Уильям рассматривает рисунок. Черты лица молодой женщины почти не прорисованы, лишь заштрихована тень на щеке. Неужели господин Деллер думает, что это сможет послужить ему при окончании портрета?
– Это единственный рисунок здесь, который находится не на своем месте.
– Потому что сделан много раньше?
– Потому что все остальные были сделаны с натуры. Но моя жена так и не увидела нашу дочь. – Уильям чувствует, как по коже пробегает холод. Господин Деллер втягивает его в свои тайны. Он показывает эти последние работы затем, чтобы поймать его в ловушку жалости и смирения. – Это лишь фантазия, в которой она осталась жива.
Уильям отрывается от рисунка и видит, что господин Деллер ощупью идет вдоль стены. Возле одной из стенных панелей старик останавливается и со всей силы бьет в стену плечом. Панель со вздохом открывается, и за ней оказывается комнатка-тайник.
– Здесь прятались священники 44
Речь идет о преследовании католических священников в Англии. – Примеч. пер.
[Закрыть], – задыхаясь, говорит господин Деллер. – Я обнаружил этот тайник случайно… оступился однажды, запутавшись в бриджах.
Уильям издает нервный смешок. Да это не тайник, а склеп, полный мягких надгробий: здесь стоят пять картин, закутанных в шерстяные саваны.
– Вот это – самые последние мои работы, – говорит господин Деллер. – Можете забрать их. Возможно, после моей смерти какой-нибудь покровитель искусств в приступе ностальгии даст за них неплохие деньги.
– О, не думаю, что смогу продать их.
– Как бы то ни было, они ваши.
Нащупывая путь перед собой, господин Деллер неуверенными шагами входит в комнатку. Уильям не в силах сдержать порыв внести в комнатку свет, но тут же понимает, что старик «смотрит» кончиками пальцев: он поглаживает угол каждого холста, пересчитывая вколотые там булавки, служащие метками. По количеству пыли Уильям заключает, что Синтия находится в неведении относительно этого тайника или же ей запрещается открывать его. Свет, внесенный в комнатку, кажется ему подобным порыву ветра в запечатанной гробнице.
– Лишь глаз наблюдателя способен вдохнуть жизнь в предмет искусства, господин Страуд. Невидимый, такой предмет сам незряч. Сейчас вы можете исцелить слепоту этих работ.

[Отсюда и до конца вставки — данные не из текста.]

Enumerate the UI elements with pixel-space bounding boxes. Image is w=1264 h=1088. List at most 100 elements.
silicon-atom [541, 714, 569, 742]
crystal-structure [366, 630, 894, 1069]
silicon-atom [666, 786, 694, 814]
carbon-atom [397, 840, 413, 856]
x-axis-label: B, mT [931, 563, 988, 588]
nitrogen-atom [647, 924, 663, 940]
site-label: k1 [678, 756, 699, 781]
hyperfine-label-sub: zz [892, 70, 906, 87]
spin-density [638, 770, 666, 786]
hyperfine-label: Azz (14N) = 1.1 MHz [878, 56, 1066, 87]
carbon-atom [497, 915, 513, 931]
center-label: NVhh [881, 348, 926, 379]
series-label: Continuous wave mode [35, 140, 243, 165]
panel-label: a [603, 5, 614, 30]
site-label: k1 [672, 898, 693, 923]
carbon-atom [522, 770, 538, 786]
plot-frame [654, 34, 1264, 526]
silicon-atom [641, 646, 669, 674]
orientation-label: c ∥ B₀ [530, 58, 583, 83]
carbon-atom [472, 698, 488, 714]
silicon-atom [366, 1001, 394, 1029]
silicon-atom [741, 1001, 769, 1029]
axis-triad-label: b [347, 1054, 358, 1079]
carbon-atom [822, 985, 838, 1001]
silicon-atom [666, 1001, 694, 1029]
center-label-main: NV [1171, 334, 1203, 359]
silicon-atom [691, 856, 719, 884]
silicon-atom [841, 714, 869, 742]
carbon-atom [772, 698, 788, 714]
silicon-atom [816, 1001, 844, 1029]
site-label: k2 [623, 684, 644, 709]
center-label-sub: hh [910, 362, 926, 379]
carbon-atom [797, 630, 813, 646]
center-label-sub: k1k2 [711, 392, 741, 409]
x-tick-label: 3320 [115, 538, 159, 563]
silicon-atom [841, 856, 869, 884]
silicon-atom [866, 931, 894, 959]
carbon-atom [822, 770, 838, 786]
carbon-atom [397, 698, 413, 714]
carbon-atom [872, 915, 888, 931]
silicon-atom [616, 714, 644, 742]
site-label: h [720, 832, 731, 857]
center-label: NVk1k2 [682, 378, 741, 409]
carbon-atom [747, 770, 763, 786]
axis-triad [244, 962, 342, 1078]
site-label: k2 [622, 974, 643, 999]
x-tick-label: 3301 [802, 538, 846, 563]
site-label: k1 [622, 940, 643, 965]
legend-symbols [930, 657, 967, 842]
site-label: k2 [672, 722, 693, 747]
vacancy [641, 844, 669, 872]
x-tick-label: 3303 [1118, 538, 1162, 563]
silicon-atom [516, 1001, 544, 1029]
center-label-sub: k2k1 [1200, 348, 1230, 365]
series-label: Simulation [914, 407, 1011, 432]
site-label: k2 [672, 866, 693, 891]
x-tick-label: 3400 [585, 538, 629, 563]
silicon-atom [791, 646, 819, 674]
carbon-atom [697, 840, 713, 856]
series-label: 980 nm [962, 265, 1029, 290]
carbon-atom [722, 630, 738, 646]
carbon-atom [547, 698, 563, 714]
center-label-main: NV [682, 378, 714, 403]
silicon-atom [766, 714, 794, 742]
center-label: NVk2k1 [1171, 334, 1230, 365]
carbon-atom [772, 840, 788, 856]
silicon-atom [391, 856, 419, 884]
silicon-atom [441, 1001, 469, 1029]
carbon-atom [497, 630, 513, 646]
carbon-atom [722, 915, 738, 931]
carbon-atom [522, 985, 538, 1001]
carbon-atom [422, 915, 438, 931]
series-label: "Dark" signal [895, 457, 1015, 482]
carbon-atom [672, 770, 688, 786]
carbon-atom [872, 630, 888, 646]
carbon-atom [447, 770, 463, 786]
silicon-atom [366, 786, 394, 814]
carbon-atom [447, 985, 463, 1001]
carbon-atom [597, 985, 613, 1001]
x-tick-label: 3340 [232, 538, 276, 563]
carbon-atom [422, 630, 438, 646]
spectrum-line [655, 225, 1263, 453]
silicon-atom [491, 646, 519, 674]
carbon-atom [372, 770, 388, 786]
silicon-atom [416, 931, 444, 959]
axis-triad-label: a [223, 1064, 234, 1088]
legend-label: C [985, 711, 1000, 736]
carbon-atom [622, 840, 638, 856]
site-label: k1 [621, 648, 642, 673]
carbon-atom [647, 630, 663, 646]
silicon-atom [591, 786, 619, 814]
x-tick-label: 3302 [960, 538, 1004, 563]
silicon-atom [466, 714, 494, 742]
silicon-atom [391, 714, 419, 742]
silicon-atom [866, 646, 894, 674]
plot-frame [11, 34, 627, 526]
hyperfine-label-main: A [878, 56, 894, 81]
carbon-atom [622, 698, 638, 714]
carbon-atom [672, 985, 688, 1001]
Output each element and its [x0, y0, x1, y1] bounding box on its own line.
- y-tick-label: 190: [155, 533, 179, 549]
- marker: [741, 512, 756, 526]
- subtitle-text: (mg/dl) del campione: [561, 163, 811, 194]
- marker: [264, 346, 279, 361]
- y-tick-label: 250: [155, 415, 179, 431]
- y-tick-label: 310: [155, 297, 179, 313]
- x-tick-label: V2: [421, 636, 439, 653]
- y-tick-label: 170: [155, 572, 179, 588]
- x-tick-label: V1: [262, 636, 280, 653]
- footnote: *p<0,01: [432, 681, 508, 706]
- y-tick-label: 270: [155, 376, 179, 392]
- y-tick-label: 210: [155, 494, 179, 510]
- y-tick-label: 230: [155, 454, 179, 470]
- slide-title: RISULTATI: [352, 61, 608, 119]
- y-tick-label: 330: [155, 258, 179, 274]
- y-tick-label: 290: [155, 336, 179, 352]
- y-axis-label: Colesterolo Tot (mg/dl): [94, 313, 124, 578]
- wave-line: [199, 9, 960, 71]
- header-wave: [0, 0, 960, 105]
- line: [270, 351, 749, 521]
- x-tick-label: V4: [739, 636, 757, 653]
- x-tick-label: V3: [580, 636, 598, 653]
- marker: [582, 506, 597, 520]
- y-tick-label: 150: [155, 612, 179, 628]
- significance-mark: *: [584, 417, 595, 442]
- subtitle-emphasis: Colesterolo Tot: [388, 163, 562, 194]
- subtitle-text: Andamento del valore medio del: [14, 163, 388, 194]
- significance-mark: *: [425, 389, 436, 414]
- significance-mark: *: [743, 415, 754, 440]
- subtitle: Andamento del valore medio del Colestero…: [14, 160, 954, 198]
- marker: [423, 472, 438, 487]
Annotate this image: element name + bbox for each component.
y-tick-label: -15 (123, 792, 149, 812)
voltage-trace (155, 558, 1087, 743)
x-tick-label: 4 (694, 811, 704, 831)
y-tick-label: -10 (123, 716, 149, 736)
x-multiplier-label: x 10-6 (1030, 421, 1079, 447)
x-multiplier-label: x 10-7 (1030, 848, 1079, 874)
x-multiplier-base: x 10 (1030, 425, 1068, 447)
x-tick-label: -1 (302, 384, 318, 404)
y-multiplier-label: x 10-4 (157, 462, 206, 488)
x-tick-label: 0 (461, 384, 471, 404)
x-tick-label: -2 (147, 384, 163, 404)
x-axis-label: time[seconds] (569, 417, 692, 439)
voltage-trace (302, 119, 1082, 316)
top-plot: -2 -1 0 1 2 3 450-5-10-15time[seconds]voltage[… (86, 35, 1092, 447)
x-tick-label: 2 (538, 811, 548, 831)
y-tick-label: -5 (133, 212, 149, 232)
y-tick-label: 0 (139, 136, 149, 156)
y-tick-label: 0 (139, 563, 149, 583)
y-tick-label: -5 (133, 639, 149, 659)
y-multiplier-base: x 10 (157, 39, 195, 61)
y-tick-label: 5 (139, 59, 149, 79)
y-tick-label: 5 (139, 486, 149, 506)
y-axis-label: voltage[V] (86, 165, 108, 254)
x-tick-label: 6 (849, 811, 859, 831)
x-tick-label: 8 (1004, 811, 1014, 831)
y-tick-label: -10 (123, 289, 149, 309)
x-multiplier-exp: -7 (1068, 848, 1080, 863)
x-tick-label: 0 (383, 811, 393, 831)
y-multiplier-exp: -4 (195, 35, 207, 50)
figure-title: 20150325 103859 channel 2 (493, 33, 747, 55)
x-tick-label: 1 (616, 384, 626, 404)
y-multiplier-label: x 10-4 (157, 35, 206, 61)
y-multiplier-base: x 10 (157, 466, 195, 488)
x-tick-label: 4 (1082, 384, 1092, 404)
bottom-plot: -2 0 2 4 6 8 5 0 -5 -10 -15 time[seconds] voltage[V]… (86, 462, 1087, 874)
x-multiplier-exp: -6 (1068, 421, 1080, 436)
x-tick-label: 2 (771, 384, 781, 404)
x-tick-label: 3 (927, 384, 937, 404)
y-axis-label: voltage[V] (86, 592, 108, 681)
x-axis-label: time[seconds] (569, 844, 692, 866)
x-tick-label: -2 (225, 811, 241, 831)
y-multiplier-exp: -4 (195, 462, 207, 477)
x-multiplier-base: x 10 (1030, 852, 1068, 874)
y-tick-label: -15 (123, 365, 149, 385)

Господин Деллер выбирает один из холстов и отставляет его в сторону; остальные он разворачивает. Уильям не может оторвать глаз от двух портретов Синтии. На первом она изображена Флорой: белое одеяние, как у весталки, на голове венок из маков и васильков. Но это не традиционное изображение в классическом обрамлении. Синтия стоит, прислонившись к неуместному простому кухонному столу, под левой рукой у нее лежат садовые ножницы. И сама она, похоже, смущена – то ли ролью, то ли обстановкой. На втором портрете Синтия уютно устроилась в кресле у огня, подтянув колени к груди, губы приоткрыты, словно она читает молитву. И снова она кажется ему богиней, оказавшейся среди простой обстановки, живущей при свете свечей. На третьей картине изображен плешивый поденщик, который ест горох из миски. Он жует, и потому на его лице бессмысленное выражение, а глаза (тронутые свинцовыми белилами) пусты – вероятнее всего, он совершенно погружен в думы о своей работе. Ни одна из этих трех картин не изобилует деталями: предметов почти нет, задний план не прописан, весь фон составляет размывка землистого цвета. Краска наложена на холст грубыми густыми мазками и подправлена пальцами, поэтому там, где свободна одежда или распущены волосы, она почти ощутимо передает их фактуру.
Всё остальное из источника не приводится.